Рамзес тихо выругался, но его брань не имела связи с разговором. Тут же стало ясно, что случилось: из-за полога шатра вылетела и шлепнулась на землю раздавленная многоножка.

— Заползают среди бела дня! — зло произнес фараон. — В этих влажных местах их полно… И кусаются не хуже скорпионов, только что их яд не так смертоносен. Нет, не смотри с такой тревогой, Гектор: она не успела меня укусить, а если бы и цапнула — в моей дорожной аптечке всегда есть набор противоядий[5]. Ты спрашиваешь, чем он отличается… Хм! О нем говорят, что его нельзя убить, то есть что человек не может убить его. Не улыбайся, я сам в это не очень верю.

— Я просто вспомнил ахейскую легенду о неуязвимости Ахилла! — воскликнул царь Трои.

— Я слыхал о ней. Но о Каррике говорят, что его может убить только человек, который побывал в Царстве мертвых и вернулся оттуда. Так нагадали колдуны лестригонов.

— Вот оно что! Я так и думал, Великий Дом! Снова все сходится на моем брате. Но почему Ахилл должен рисковать жизнью ради спасения твоего царства? Почему именно он?

— Потому, что, кроме него, ни у кого нет надежды убить Каррика, — спокойно ответил Рамзес. — Ты сам это знаешь. Но, между прочим, я ведь не знал наверняка, правда ли то, что мне о нем говорили: правда ли, что Ахилл был убит под Троей и его вернуло к жизни какое-то загадочное средство. Сейчас ты это подтвердил, Гектор. Не смотри так… Я же не прошу Ахилла соглашаться. И тебя не прошу — вы можете уехать, вас никто не станет удерживать. Свои долги ты мне уплатил, выиграв ливийский поход, а твой брат ничего мне не должен. Да, мне нужна помощь, но вы сами будете решать, оказать ли ее мне.

Что-то резко скрипнуло, как будто троянец с размаху упал на свой стул. Послышался глухой смешок:

— Ты хитер, фараон! Ты прекрасно понимаешь, что именно так можешь добиться своего. Именно рассчитывая на мой свободный выбор, на благородство, а не на зависимость.
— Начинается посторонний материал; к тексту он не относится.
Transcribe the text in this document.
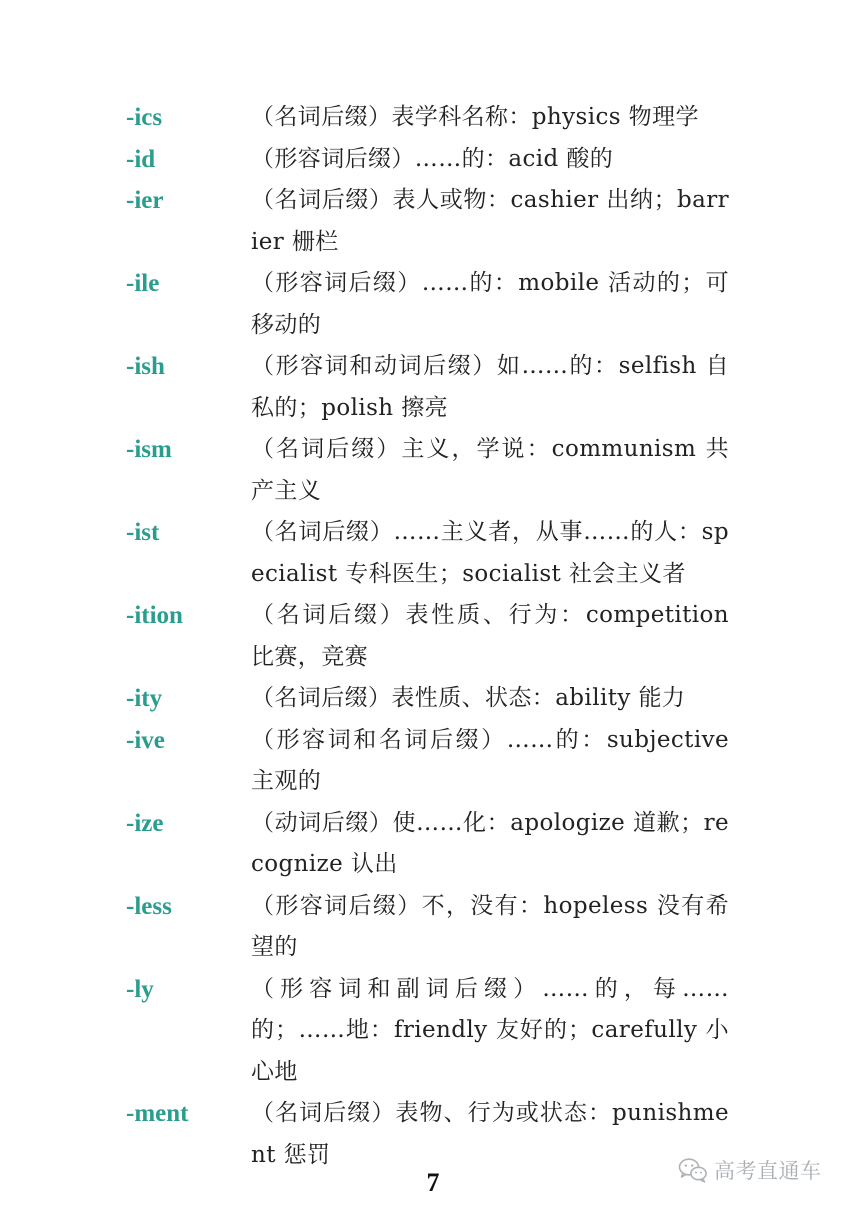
-ics	（名词后缀）表学科名称：physics 物理学
-id	（形容词后缀）……的：acid 酸的
-ier	（名词后缀）表人或物：cashier 出纳；barrier 栅栏
-ile	（形容词后缀）……的：mobile 活动的；可移动的
-ish	（形容词和动词后缀）如……的：selfish 自私的；polish 擦亮
-ism	（名词后缀）主义，学说：communism 共产主义
-ist	（名词后缀）……主义者，从事……的人：specialist 专科医生；socialist 社会主义者
-ition	（名词后缀）表性质、行为：competition 比赛，竞赛
-ity	（名词后缀）表性质、状态：ability 能力
-ive	（形容词和名词后缀）……的：subjective 主观的
-ize	（动词后缀）使……化：apologize 道歉；recognize 认出
-less	（形容词后缀）不，没有：hopeless 没有希望的
-ly	（形容词和副词后缀）……的，每……的；……地：friendly 友好的；carefully 小心地
-ment	（名词后缀）表物、行为或状态：punishment 惩罚
7	高考直通车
— Само собою, — подтвердил Рамзес. — Само собою. Я знаю тебя, царь Трои, великий Гектор! И у меня есть еще одно средство сделать твой выбор удачным для меня. Я знаю, где твои жена и сын.

Услыхав это, Авлона, при всей своей выдержке, едва не вскрикнула. У Гектора не было особенной причины сдерживаться, и он вскочил так резко, что его стул опрокинулся и отлетел в сторону.

— Гермес — хранитель тайны! [6] Они живы?! Да?! Скажи!

— По крайней мере, были живы и здоровы год тому назад. Это мне известно наверняка.

Гектор застонал. Если фараон рассчитывал нанести ему удар, то рассчитал точно. Смятение обрушилось на троянца, как водопад, он не успел, да и не мог справиться с этим потрясением.

— Великий Единственный Бог, благодарю тебя! — прошептал Гектор, и слышно было, с каким трудом он перевел дыхание. — Я понимаю, Рамзес, что ты назовешь мне место, где я смогу их найти, только после сражения…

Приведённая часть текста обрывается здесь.